Love your food truck? Show your support at tomorrow's Denver City Council meeting, where street food guidelines are on the plate

"Dear fans, I would like to apologize for not been able to serve you on Market Street as planned," begins the letter from Michel Wahaltere, the driver -- and driving force -- behind Chicago Louie's, the sausage-slinging paddy wagon that joined Denver's street-food movement on New Year's Eve. "I have been on Market Street five times since I first launched Chicago Louie's, and my first three trips were without any issues from local businesses -- Lavish, Maloney's Tavern, Mynt and Oak Tavern/24K. On the contrary, I have been welcomed with open arms," continues Wahaltere's note, just before it turns sour.

According to Wahaltere, a street-cart vendor called the cops -- not once, but twice -- to gripe about Chicago Louie's invasion of his personal space, which led to the arrival of one of Denver's finest, who seemed oblivious to the regulations governing pavement cuisine. "The police officer who responded to the call wasn't sure of the rules, even after consulting with other officers in the area, but he saw no problem with where I was parked," says Wahaltere, who relayed to the officer a conversation he'd had earlier with an official at the Denver Department of Community Planning and Development, which includes zoning, during which they discussed parking at a meter in LoDo after 10 p.m.

"When I initially got the permit, I asked about parking at meters, and the exact words from the zoning employee were "Who cares after 10 p.m.? Nobody does business after 10 p.m., so go ahead.'" Nonetheless, say Wahaltere, "the police officer then told me that it would be better if I moved to the 18th/19th street area because the caller, Tim, would keep calling to complain about my truck's non-compliance with the law.

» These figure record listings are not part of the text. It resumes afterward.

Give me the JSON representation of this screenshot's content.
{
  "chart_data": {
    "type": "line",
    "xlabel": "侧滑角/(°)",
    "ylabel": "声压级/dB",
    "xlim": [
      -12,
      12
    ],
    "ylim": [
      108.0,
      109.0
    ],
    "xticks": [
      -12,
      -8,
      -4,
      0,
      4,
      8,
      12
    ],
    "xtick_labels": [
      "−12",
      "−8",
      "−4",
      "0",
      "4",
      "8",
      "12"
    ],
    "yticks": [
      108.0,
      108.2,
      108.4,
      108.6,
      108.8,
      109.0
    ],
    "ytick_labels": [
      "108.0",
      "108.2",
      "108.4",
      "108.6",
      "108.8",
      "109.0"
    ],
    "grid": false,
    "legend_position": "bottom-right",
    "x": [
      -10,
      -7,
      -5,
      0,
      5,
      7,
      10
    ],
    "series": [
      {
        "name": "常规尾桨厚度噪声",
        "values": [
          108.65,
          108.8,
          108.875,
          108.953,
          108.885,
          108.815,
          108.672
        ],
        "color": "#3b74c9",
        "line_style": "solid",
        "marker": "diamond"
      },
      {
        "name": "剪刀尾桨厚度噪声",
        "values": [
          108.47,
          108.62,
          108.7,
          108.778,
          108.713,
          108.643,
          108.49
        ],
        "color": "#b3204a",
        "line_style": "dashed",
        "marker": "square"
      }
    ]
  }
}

The officer wanted to avoid going through the same thing over and over all night long and so moving seemed to be the easiest solution to him. I guess he didn't want to tell Tim that he wasn't sure about the rules for food trucks in regard to zoning."

If you follow this blog, you already know about Clementine and Clyde, the two Denver Cupcake Trucks that were grounded late last year by owners Sean and Denon Moore after problems with Denver's planning department. At the moment, Clyde and Clementine are sequestered in an undisclosed holding cell, but their fate, along with the future of all Denver street-food trucks, could become clearer tomorrow, when Denver City Council's committee on Business, Workforce and Sustainability convenes to discuss street-food vending guidelines.

The meeting, which gets under way at 1:30 p.m. in Room 391 of the City and County Building, 1437 Bannock Street, is open to the public, and if you don't want to see your favorite food trucks disappear, you might want to motor over there.

In the meantime, Wahaltere, who ultimately made the decision not to argue with the cop, eventually left LoDo and relocated to the Golden Triangle 'hood, where, he notes, he parked on the sidewalk -- illegal in Denver -- and encountered no grief whatsoever from the parade of police cars patrolling the area, is making another date with Denver officials. "I will go to the zoning department to clarify the issue and to ask for a letter mentioning that after 10 p.m., I have permission to serve at parking meters," he says. "I know that I want to have it done right."